We went back to Katie’s house and ended up spending five hours there in total, watching her breastfeed and talking about how we’d incorporate her breastpumps into our sex lives. And taking lonely photographs of Katie and the baby that I thought I could Photoshop into awesomeness later but totally can’t, so you should for me:
Then we went to The Cheesecake Factory with Erin and Tracey’s fiancée, Dan, where we gossiped about grandparents, ate fried macaroni and cheese balls, and learned that Erin refuses to lick things off fingers, even her own, but will happily pose as if she doesn’t:
The next night, I tried to go to dinner with my ex-boyfriend-who-I-moved-to-NYC-for-but-who-then-moved-back-home-after-a-year, Todd, at the pizza place that only he and I like on the OSU campus, but all of the freshman were moving in and the roads were crazy, and I was cursing them in my mind, but only because I was jealous. So instead we met at Pizza Hut, which is a local fine dining Italian restaurant you’ve likely never heard of. There, he informed me that the Meryl Streep movie I was in will win nothing, while the other movie she did this year may win her some Oscars.
Afterward, we went to our favourite for-real-local ice cream parlor, Graeter’s, and ate coconut ice cream with giant chocolate hunks mixed in it while we sat in his car and listened to 90s music like Joydrop that probably only we ever liked. Oh, I mean, us and Tommy Lee, if the video’s any indication.
Todd gets really upset that I never post any pictures of him, so here’s the placeholder where a picture would go if I liked him.

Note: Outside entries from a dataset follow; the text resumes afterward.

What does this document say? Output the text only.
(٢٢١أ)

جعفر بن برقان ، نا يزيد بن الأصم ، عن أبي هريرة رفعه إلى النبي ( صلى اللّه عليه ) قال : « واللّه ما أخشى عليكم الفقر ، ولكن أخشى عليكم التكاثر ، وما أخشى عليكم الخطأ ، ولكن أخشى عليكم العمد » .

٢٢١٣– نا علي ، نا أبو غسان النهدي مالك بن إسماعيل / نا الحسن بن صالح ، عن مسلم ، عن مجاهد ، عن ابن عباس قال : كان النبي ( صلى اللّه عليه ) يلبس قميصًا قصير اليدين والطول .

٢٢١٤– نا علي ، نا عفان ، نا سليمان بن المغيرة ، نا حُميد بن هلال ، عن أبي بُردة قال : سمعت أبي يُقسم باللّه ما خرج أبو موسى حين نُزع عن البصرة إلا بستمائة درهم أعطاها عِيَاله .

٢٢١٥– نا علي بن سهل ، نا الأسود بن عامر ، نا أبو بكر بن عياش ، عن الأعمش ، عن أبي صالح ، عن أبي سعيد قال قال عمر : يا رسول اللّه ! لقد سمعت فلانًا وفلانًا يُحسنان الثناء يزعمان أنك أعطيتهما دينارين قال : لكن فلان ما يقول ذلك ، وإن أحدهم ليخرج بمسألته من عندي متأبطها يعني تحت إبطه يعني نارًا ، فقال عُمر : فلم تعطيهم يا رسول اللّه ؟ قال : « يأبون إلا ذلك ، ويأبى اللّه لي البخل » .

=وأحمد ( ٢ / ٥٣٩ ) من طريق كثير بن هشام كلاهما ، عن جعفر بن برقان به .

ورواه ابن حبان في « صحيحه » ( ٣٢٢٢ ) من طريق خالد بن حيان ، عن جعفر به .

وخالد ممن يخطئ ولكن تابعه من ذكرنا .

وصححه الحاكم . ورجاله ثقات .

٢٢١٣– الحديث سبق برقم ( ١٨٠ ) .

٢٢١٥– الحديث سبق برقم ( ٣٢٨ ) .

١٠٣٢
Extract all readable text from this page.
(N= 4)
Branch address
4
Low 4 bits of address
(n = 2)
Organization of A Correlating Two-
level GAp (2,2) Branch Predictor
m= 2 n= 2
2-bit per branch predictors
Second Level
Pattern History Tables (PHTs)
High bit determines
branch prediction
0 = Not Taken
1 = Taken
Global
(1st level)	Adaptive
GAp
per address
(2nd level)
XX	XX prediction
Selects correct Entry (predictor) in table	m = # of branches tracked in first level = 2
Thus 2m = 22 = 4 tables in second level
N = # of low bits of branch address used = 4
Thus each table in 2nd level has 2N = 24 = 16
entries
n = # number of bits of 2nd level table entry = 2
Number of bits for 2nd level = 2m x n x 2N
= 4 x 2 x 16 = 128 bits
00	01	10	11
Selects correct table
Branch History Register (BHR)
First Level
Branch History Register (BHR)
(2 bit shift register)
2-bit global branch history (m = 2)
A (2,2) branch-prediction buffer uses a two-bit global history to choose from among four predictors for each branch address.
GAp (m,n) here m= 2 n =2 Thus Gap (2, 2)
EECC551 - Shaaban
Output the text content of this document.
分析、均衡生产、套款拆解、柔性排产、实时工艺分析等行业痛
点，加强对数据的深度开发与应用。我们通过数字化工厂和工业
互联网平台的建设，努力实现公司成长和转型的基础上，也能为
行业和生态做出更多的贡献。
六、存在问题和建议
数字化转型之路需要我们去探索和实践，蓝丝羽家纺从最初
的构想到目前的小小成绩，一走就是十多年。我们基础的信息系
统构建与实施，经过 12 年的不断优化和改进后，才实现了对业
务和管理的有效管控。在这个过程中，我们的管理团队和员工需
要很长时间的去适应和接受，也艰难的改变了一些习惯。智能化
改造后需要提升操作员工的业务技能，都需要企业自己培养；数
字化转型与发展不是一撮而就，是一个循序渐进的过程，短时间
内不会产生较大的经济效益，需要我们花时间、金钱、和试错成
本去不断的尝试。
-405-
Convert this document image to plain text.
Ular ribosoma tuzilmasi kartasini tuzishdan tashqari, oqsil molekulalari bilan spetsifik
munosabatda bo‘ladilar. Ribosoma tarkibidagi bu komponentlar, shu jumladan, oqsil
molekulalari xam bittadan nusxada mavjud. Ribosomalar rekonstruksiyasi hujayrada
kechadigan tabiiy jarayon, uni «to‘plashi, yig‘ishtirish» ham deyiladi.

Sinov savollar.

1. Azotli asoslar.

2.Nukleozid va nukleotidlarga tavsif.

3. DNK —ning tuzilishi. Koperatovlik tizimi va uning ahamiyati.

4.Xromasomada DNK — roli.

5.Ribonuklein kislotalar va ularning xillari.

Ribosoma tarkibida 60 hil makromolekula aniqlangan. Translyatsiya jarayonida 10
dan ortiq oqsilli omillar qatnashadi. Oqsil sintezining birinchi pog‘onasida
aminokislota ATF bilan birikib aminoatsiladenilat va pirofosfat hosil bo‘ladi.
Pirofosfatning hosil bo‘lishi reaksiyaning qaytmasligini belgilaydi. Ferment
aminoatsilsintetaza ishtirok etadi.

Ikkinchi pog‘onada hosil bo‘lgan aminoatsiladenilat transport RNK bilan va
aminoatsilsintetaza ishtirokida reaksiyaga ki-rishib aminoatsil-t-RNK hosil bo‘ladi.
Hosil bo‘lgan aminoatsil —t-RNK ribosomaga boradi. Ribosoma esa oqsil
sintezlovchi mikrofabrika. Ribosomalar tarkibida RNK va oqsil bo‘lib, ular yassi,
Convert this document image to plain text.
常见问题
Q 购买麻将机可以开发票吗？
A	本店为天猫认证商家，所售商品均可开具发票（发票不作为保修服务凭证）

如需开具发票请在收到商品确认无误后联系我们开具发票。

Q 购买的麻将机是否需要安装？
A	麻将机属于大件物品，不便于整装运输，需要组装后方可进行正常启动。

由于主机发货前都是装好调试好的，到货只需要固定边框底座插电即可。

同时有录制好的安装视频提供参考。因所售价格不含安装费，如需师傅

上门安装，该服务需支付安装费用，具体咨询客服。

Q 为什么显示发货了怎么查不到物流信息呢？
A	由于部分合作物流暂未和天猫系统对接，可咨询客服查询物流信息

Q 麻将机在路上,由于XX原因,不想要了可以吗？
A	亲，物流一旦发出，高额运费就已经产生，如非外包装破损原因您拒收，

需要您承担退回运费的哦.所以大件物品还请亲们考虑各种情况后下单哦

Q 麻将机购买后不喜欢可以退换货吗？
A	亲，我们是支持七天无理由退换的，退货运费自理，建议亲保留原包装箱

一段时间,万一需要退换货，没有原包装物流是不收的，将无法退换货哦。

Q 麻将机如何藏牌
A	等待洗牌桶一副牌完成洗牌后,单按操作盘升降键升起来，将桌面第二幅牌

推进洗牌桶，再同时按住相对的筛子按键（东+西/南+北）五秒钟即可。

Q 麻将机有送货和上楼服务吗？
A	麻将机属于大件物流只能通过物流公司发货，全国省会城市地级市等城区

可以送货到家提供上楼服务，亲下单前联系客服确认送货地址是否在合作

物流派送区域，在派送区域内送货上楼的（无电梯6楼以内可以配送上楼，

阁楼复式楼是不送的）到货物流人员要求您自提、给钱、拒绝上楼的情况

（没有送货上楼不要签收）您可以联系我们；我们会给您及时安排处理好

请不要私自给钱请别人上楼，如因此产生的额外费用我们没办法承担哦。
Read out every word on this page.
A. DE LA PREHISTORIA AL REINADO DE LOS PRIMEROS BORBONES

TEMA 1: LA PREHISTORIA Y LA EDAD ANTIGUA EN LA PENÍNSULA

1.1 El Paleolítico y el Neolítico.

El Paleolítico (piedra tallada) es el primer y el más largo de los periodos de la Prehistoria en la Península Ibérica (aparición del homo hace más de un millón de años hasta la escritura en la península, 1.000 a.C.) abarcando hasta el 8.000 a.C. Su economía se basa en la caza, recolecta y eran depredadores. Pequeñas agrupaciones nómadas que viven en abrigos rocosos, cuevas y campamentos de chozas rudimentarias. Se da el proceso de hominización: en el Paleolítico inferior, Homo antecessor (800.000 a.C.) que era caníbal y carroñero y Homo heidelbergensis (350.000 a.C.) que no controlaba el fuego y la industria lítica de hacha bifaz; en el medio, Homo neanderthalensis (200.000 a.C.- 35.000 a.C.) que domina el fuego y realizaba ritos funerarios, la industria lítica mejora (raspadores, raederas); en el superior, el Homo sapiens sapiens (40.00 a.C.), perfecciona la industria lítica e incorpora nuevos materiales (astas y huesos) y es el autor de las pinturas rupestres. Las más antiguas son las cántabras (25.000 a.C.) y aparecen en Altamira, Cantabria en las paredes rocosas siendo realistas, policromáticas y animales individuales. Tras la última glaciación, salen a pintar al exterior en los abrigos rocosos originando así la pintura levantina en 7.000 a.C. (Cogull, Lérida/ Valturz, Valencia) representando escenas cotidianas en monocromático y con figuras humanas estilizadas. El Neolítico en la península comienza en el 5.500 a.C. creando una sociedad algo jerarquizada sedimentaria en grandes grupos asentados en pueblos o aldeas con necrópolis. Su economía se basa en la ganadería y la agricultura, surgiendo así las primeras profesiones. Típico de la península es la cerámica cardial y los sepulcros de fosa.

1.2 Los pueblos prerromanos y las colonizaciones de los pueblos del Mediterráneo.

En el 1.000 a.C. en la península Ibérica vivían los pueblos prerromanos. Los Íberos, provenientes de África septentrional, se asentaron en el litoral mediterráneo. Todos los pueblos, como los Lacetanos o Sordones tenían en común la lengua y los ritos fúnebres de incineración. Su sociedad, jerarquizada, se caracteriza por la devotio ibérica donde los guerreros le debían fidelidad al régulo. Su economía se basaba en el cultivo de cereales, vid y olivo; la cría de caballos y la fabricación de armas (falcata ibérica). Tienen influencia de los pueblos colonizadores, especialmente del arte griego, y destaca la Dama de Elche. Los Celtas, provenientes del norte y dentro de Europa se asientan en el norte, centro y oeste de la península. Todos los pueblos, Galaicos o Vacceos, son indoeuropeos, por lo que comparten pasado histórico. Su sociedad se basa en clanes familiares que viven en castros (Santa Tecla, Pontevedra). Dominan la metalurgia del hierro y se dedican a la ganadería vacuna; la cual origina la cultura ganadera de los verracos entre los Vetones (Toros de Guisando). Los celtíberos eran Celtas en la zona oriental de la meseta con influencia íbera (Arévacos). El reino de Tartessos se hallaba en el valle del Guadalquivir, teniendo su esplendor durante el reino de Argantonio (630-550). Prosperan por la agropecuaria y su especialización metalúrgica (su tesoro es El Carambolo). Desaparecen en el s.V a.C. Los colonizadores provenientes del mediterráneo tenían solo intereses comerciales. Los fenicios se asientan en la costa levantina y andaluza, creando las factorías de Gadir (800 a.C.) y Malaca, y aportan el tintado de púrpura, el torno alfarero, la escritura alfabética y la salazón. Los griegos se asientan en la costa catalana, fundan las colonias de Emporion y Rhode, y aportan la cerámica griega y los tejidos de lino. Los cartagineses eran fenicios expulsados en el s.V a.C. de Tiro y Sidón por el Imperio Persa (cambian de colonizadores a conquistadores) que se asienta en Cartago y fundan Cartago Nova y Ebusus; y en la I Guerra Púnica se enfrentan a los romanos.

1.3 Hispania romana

Even later that night, I drove back to Tracey’s apartment to pick her up for what was supposed to be My Last Crazy Night in Ohio™, but my poor best friend was a bit nervous about her first real day of grad school and didn’t want to do much. So I gave her a hard time, because I am a jerk. And then I ate some cookie dough and went to bed.
The next morning, we woke up super-early, and I went to spend my last moments with my dad on the FARM, which is actually where I spent almost every afternoon of my stay, doing things like:
Riding in a combine, shelling corn, thinking about how little I care about my cellphone or my e-mail or my blog when I’m in the country.
Staring longingly across the open plains, mentally tracking all the places I could dump a body if I ever need to kill someone.
Thinking how cool my dad is for being able to fix things.
Not hating nature.
The best part of the entire trip, by far, was when I called my dad on Friday morning and asked if I could hang out with him. He said, “Sure, I’m going to go pull a calf out of the feed lot.” I thought, Yay! We’re moving a happy, bouncing, baby cow to a new home! But it turned out that the baby cow was DEAD:
Like, really, really dead:
Literally the most amazing thing I’ve ever seen.
And with that pleasant image, I’ll take my leave.